De kantonrechter stelt voorop dat, gelet op het gebrek aan voldoende medewerking door [gedaagde] in de afgelopen periode, het zeer wel mogelijk is dat de bodemrechter zal oordelen dat Maatzorg de zorgovereenkomst op goede gronden had opgezegd. Nu de huurovereenkomst verbonden was aan die zorgovereenkomst, heeft [gedaagde] daarmee over zich afgeroepen dat zij haar huurwoning zou verliezen.

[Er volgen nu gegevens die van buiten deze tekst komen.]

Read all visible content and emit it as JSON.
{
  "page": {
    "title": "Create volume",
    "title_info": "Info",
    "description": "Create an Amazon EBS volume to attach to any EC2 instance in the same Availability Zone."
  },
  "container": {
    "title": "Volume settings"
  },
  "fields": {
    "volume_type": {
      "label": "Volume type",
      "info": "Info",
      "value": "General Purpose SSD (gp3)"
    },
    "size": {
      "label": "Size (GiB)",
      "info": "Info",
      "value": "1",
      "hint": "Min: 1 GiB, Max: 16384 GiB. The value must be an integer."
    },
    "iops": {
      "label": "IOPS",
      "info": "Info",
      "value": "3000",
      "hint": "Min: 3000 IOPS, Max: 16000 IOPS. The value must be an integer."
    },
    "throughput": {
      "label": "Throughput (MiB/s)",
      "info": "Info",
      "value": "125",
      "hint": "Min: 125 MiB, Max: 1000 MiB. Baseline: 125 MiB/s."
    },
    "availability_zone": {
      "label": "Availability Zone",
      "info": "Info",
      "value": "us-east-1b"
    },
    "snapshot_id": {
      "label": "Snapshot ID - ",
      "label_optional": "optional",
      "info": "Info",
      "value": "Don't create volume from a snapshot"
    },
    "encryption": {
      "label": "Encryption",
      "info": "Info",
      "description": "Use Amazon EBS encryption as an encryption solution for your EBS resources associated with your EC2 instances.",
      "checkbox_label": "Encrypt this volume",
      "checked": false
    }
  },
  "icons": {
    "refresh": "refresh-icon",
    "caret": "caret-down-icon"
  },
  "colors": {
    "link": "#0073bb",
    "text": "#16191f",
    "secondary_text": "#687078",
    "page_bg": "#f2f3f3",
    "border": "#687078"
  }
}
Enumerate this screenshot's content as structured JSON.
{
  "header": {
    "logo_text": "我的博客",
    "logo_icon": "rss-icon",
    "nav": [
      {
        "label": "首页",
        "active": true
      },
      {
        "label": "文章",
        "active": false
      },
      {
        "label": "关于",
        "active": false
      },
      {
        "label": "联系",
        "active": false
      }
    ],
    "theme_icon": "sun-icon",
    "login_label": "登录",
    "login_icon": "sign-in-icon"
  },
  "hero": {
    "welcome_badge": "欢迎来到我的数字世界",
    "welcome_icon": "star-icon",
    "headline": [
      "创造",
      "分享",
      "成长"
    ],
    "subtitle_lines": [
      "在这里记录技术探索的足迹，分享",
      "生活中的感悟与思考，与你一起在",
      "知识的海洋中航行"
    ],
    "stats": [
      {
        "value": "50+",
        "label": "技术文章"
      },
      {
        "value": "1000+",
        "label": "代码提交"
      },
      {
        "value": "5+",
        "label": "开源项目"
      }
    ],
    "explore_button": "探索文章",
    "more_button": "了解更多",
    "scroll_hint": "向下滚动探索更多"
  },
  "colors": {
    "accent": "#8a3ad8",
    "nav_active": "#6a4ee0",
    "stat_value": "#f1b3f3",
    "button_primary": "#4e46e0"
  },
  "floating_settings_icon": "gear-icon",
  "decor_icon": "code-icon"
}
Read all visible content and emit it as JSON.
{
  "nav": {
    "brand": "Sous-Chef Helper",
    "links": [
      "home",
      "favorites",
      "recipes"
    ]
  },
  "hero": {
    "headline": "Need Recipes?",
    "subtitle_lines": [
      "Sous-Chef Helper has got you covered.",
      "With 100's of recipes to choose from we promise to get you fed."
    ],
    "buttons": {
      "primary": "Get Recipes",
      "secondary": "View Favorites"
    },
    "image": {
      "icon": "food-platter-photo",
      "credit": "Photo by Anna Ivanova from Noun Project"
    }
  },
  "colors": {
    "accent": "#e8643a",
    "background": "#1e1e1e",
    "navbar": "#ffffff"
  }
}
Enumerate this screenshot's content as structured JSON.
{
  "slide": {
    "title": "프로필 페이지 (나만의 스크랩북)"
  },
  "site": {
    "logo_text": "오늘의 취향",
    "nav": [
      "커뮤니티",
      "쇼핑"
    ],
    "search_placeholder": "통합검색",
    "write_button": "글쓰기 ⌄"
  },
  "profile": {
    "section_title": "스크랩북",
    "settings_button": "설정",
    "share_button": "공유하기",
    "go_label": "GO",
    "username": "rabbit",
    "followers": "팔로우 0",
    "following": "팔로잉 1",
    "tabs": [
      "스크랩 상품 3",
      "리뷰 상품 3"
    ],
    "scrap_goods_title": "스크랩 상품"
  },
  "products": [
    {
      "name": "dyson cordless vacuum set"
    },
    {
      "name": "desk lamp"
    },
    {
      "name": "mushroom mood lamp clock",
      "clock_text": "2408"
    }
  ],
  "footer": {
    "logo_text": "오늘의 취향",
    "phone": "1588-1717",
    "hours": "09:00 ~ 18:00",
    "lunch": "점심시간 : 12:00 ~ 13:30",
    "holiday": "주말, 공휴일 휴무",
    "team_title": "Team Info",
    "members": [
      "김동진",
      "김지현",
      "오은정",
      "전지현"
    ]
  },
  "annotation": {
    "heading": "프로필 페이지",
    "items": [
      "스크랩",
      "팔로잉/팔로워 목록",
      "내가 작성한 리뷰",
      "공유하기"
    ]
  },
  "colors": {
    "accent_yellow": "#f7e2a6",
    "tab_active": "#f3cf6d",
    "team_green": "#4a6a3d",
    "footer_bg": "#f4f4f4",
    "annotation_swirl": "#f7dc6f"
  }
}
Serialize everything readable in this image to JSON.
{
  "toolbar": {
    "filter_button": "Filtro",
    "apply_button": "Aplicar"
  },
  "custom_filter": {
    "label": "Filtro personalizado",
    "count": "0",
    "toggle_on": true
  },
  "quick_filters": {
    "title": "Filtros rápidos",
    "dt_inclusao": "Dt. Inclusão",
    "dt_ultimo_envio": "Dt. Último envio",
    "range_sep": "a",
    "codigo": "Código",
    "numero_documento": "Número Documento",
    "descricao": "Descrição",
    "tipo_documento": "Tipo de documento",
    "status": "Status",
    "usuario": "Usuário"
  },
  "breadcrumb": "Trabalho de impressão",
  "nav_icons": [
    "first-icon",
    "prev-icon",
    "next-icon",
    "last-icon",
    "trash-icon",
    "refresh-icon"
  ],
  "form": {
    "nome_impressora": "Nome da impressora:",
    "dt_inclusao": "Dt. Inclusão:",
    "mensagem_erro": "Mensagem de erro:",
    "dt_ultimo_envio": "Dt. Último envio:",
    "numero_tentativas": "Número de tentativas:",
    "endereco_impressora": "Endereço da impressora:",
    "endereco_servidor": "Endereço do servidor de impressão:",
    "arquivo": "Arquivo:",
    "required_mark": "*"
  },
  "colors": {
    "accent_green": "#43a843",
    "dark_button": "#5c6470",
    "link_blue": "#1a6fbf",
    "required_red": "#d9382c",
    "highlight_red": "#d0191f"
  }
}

Niettemin acht de kantonrechter het in de huidige situatie, door het faillissement van Maatzorg en de daarmee gepaard gaande onzekerheden rond de zorg-/huurovereenkomst, niet gerechtvaardigd om op een beslissing vooruit te lopen met een veroordeling tot ontruiming. Zo’n veroordeling zou immers onomkeerbare en voor [gedaagde] en haar kinderen zeer verstrekkende gevolgen hebben.
4.9.
Dit betekent dat de gevraagde voorziening wordt geweigerd en dat de vorderingen van Maatzorg/de Curator zullen worden afgewezen. In de (bijzondere) omstandigheden van dit geval ziet de kantonrechter aanleiding de proceskosten te compenseren.

5.De beslissing

De kantonrechter, rechtdoende in kort geding,
5.1.
wijst de vorderingen van de Curator af;
5.2.
compenseert de proceskosten in die zin dat elke partij de eigen kosten draagt.
Dit vonnis is gewezen door mr. R.P.P. Hoekstra en in het openbaar uitgesproken op 18 juli 2023.